Dawn J Bennett, CEO and Founder of Bennett Financial Services and host of Financial Myth Busting, recently wrote an article titled, “The Central Bank Titanic,” in regards to the current state of the world’s central banks. Dawn Bennett said, “Despite last Friday’s 300-point run up in the market, January has been a bleak beginning to the year for equities. The Dow is down 5.5 percent year-to-date, the Russell 2000 at negative 8.85 percent, the NASDAQ off 6.84 percent. And truthfully, stocks still can’t be considered cheap. In fact, the Wall Street Journal’s Market Watch recently wrote that the Dow could lose a further 1000 to 5000 points and still not be “cheap” compared with long-term stock valuation measures. In fact, most stocks worldwide are down between 18 and 54 percent from the May 21, 2015 peak of the global equities markets. If history is any guide, it’s likely that February will be a down month as well: since 1957, there have been 20 January months that posted negative returns, and the likelihood of February being negative as well is between 75 and 85 percent.”
So what was the rally about? Month-end set dressing by hedge and mutual fund managers are likely eager to have the appearance of a “win” after such a brutal start to the year. As we’ve seen in the past six years, there was simply “more of the same,” as the Bank of Japan reversed a position announced a week earlier and moved to negative interest rates, joining Switzerland, Sweden, Denmark and the EU.
Dawn Bennett continued, “Let’s unpack that some. The primary role of central banks is to influence capital allocations and spending behavior by adjusting liquidity, and over the past seven years they have gone crazily overboard regarding that objective, engaging in every possible way to influence consumers away from a saving mindset and into purchasing riskier assets. Even given this, net purchases of stocks and bonds have been nearly flat since the middle of 2015. Seeing Japan’s equities markets still faltering, Bank of Japan Governor Haruhiko Kuroda took interest rates into negative territory on Friday, hoping to chase investors into stocks and bonds in order to reach his inflation goals.”
How is this working out? Not well, according to Dawn Bennett.

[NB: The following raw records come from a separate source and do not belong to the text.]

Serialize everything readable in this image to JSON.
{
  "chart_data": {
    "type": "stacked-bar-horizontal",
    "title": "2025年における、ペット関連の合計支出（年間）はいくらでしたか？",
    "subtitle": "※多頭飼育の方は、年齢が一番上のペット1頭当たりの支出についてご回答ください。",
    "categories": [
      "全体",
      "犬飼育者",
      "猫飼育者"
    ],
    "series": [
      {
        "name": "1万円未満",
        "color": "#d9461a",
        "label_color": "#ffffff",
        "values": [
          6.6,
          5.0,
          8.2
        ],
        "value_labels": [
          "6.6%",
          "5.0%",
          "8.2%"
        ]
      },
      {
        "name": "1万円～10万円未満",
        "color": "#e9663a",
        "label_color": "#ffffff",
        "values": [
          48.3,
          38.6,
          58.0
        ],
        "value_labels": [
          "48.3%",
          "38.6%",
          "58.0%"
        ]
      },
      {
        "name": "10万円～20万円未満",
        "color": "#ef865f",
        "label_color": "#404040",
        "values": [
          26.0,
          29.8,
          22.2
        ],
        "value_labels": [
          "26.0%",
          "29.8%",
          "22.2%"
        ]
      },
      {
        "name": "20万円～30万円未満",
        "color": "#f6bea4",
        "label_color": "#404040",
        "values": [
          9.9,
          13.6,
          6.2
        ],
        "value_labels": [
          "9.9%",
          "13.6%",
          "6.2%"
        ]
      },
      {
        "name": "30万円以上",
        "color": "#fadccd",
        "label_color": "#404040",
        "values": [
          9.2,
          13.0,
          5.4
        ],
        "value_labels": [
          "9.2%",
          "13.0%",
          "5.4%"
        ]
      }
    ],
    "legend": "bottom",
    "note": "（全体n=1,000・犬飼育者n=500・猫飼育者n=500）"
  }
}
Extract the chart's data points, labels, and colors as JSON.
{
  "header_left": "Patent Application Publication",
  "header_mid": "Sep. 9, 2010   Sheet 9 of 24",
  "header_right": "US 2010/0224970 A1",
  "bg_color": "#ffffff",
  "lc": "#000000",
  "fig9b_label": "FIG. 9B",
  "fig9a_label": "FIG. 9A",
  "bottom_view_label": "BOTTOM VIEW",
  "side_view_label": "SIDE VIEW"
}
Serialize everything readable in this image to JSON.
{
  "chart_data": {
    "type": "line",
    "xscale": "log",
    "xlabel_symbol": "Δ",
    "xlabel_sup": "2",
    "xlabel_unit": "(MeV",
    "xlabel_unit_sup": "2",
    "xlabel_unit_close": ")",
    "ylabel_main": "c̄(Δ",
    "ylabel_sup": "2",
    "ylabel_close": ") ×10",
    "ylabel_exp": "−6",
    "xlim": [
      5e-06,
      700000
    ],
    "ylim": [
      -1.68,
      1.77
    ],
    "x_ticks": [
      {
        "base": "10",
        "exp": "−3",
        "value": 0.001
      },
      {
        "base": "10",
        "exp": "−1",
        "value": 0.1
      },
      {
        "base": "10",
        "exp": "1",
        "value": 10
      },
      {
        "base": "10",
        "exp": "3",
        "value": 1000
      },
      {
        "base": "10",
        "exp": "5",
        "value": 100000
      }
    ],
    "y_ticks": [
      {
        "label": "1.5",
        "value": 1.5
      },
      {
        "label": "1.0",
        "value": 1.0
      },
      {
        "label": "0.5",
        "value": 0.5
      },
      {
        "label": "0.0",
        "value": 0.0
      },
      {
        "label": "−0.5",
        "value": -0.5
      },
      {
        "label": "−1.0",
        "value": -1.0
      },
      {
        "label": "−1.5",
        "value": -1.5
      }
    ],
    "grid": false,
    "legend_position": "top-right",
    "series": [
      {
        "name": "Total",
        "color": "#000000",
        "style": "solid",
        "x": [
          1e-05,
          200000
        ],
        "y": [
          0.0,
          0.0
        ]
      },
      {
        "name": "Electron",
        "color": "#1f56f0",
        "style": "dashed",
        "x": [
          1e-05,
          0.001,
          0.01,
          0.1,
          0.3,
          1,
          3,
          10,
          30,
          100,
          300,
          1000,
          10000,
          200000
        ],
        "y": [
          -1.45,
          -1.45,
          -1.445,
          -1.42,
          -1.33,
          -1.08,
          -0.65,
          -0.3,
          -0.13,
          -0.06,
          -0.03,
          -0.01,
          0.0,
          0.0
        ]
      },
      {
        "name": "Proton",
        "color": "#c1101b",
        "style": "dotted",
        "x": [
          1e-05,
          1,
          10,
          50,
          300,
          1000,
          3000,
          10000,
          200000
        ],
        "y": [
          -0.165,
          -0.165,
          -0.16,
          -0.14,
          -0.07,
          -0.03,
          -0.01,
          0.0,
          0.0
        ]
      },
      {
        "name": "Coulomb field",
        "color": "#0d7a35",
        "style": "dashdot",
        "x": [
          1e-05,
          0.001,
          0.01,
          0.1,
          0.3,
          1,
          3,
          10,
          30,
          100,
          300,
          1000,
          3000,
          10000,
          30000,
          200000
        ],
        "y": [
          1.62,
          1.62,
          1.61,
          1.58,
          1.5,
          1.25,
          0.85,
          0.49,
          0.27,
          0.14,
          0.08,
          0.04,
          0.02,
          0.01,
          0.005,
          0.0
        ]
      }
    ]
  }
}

“Japanese Government Bonds have moved to negative yields, and the Ministry of Finance is expected to announce a decision to call off the sale of 10-Year JGBs for the first time in history. Their stock market continues to fall. Amid these unintended consequences, Kuroda continues to say there is “no limit” to monetary easing, going so far as to say he would invent new tools if going farther negative doesn’t start movement toward his 2 percent inflation goal. The New York Times wrote that “moving to negative interest rates reflects a measure of desperation on the part of the central banks. Their traditional tools have been largely exhausted as most countries interest rates have been pushed to almost nothing.” In fact, that word, “desperation,” has been appearing a lot in this context.”